Last night, former immunisation ‘tsar’ Professor David Salisbury said the relatively small numbers might not be enough to generate a meaningful result.
‘Clearly, if you’ve just got 500 vaccinated and you’ve given 500 the placebo and you are looking to see a significant difference in protection between the two… you may not get much out, in terms of data,’ he said.
However, he added that early results appeared to show that older people given Covid vaccines developed good immune responses, so he was hopeful they would work well in the elderly.
The issue is critical because the virus is much more deadly in older people.
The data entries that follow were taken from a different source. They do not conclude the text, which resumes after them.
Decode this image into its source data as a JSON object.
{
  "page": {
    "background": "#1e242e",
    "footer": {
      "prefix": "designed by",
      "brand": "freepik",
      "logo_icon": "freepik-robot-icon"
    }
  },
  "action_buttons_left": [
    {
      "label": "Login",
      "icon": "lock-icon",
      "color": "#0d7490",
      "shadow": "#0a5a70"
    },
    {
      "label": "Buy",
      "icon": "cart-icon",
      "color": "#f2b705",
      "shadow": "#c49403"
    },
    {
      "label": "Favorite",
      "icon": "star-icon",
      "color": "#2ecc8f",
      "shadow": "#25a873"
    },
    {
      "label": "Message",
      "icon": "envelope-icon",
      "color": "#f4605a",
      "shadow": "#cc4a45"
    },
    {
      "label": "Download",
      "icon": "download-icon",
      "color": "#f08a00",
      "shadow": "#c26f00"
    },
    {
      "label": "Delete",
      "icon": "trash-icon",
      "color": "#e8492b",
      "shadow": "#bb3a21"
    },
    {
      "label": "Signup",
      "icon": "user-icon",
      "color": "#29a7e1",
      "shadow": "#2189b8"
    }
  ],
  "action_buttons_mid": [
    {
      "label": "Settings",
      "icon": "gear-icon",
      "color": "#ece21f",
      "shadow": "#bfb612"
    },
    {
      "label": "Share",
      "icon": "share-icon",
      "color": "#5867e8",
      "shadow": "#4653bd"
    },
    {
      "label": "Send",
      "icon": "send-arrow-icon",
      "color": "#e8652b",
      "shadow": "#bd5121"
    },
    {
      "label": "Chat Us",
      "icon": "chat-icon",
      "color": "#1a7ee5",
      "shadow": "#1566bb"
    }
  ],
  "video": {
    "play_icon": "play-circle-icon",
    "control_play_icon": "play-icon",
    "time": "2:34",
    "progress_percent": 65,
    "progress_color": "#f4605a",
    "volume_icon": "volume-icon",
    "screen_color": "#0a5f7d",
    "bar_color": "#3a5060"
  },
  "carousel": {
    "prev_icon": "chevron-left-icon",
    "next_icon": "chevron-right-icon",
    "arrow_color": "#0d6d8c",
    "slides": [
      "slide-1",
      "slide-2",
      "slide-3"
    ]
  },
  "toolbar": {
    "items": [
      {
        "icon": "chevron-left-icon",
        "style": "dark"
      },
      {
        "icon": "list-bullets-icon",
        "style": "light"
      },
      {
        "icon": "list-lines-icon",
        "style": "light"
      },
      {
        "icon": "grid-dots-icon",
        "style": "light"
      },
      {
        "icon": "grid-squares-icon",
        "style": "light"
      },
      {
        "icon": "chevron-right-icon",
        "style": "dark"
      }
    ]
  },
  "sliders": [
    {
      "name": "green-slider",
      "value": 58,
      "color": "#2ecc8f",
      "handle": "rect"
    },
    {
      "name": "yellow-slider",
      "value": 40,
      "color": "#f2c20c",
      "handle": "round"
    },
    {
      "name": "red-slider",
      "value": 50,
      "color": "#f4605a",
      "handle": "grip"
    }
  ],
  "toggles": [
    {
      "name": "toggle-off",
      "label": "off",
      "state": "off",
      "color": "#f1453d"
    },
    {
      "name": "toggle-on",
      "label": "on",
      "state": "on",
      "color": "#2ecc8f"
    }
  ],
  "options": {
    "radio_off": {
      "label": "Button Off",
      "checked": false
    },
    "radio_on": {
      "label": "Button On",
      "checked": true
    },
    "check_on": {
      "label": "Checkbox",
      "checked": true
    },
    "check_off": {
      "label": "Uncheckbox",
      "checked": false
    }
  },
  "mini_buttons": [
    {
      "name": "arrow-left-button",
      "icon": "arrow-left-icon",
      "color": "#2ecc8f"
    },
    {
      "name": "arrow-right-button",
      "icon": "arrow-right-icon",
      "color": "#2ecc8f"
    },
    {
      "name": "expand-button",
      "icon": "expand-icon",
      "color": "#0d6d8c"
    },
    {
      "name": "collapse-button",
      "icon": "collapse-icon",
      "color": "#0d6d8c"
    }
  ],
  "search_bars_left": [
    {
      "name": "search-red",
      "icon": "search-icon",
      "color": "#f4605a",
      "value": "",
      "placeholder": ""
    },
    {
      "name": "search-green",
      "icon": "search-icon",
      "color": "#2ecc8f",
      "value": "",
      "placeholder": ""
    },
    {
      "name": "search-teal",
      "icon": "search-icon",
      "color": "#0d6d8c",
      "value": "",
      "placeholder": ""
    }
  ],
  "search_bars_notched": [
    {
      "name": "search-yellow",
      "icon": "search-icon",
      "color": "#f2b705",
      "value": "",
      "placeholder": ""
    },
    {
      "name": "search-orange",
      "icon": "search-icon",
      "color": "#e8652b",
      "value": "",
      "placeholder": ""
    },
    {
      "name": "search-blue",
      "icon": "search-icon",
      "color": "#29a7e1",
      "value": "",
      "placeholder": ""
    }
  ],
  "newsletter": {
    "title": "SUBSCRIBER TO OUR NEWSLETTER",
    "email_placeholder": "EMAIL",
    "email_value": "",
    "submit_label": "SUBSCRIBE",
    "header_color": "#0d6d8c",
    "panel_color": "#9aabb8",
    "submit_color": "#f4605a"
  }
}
An 80-year-old is about 1,000 times more likely to die of the virus than a 20-year-old, while five out of every six Covid-related deaths have been in the over-70s.
Earlier this month, Kate Bingham, head of the UK’s Vaccine Taskforce, gave a clear signal that Covid vaccination is to be aimed at older people, even though vaccines are often less effective in that group as their immune systems tend to respond less strongly.
For example, the flu vaccine given in 2016-17 was completely ineffective in the over-65s, according to data from Public Health England. It did, however, work well in younger people.
As Oxford’s Covid vaccine works in a different way, there is no specific reason to believe it will be a dud in the elderly but all the leading jab contenders are acutely aware of the issue.
Oxford has launched parallel trials in Brazil, South Africa and the US – but only the American ‘arm’ is enrolling over-65s. AstraZeneca, which is handling the US trial enquiries, refused to say how many over-65s have been recruited there so far.